British biotech company Green Biologics is revving up with $3.2 million for its work on a next-generation alternative fuel.
The startup said Wednesday it raised £1.58 million from the likes of Carbon Trust Investments and Oxford Capital Partners.
Green Biologics will use the funding to expand its pilot demonstration and to further develop the company's technology to make butanol using a range of bio-based waste products.
Butanol, an alcohol-based fuel, is produced by a naturally occurring microbe during a sugar- fermentation process. The waste Green Biologics uses comes from paper and food industries, among others.
Butanol was first commercialized in the UK during the World War I, but was pushed aside in the 1960s when cheaper petrochemical processing emerged.
Today, butanol is primarily used as a solvent. But Green Biologics says the time is right for the liquid to make a comeback as a fuel.
The company is working to "re-commercialize" butanol by using novel microbes, waste feedstocks and advanced high-temperature fermentation processes.
With its new "biobutanol," Green Biologics said it's aiming for a two- to three-fold reduction in cost compared to renewable fuels like ethanol, which in the United States is usually made from corn.
In efforts to kick its addiction to foreign oil, the United States has been pushing hard to support the growth of ethanol (see Biofuels Get Financing Downpour). The country is the largest producer of the alcohol-based fuel, churning out 4.86 billion gallons in 2006.
But ethanol, as well as other alternative fuels like biodiesel, has limitations.
"These biofuels do not fit neatly into the existing fuel infrastructure," said Edward Green, Green Biologics' founder and CEO, in a statement.
For example, ethanol can't be sent along existing oil pipelines and needs to travel by truck or train to distribution terminals for blending.
In theory, biobutanol could be blended at the refinery and sent along by pipeline.
Biobutanol also provides more energy than ethanol.
The Biobutonal Push
Last year, BP and DuPont said they would team up to develop, produce and market next-generation biofuels. Their first product, biobutanol, is expected to hit markets by the end of 2007.

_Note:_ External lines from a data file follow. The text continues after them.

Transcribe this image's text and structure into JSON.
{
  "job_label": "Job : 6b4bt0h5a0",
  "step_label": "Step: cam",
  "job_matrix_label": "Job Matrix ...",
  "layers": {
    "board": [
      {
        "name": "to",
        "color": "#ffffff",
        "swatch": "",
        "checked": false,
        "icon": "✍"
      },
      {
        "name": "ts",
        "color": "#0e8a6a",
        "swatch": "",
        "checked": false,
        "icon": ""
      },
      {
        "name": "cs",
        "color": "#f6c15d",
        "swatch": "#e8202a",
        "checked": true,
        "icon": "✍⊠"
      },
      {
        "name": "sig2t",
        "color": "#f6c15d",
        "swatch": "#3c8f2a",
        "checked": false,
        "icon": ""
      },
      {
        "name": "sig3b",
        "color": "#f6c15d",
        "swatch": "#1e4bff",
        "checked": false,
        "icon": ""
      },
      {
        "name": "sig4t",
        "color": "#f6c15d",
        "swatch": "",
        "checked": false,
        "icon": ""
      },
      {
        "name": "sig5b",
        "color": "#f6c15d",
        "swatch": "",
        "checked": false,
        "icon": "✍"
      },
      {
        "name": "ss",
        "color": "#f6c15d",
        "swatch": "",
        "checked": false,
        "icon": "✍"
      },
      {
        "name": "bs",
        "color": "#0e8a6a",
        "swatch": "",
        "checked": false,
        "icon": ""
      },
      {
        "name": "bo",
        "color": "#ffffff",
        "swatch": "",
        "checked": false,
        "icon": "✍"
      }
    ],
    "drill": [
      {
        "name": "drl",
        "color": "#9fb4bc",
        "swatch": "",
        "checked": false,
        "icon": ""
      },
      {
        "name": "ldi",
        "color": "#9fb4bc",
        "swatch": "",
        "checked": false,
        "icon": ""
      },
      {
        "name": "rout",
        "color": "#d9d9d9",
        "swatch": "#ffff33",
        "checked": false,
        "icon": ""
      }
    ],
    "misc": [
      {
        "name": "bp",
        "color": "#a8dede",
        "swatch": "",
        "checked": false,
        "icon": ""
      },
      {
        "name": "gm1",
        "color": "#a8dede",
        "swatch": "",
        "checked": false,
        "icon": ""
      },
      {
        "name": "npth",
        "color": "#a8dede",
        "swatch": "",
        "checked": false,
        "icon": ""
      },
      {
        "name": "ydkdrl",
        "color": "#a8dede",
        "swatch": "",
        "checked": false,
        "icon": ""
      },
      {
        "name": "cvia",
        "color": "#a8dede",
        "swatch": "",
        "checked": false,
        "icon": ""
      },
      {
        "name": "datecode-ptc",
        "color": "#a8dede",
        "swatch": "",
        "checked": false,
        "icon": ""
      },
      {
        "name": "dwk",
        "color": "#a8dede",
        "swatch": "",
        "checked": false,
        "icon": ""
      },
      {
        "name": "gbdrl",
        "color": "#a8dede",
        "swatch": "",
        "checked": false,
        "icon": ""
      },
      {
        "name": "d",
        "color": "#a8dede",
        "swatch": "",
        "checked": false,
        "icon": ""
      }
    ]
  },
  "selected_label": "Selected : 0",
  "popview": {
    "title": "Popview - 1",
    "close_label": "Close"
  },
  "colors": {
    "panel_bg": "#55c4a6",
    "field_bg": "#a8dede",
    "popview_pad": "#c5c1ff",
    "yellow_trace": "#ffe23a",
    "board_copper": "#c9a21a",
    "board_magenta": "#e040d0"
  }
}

And, according to a report by Jefferies & Company, DuPont expects second-generation biobutanol, which is targeted for 2010, to be economical compared to crude oil when priced around $30 to$40 per barrel.
Other companies trying to put biobutanol on to the mass market include Pasadena, Calif.-based Gevo. The company, which develops biofuels, including butanol, scored an undisclosed amount of funding from Khosla Ventures and Virgin Fuels.
But don't let all the big-name interest fool you. Biobutanol still has some lofty hurdles to overcome before it makes its mass-market debut. Among them are manufacturing difficulties and their accompanying high price tags.
So, are biobutanol and ethanol manufacturers gearing up for an alternative-fuel face-off?
"It's not either/or," said Peter Hemken, head of DuPont Bio-Based Materials, at the Fuel Ethanol Workshop in St. Louis in June. "I think all these biofuel technologies will be practiced to some extent or another."
Hemken said it's going to take a slew of technologies to meet U.S. President George W. Bush's call for 35 billion gallons of renewable and alternative fuels by 2017.
But there is a limit to how many fuels one gas station will carry, so some will get more market share than others.
"And as we go forward, it will be the technology that has the best performance from the standpoint of environmental considerations, as well as economics that will have a greater share," Hemken said.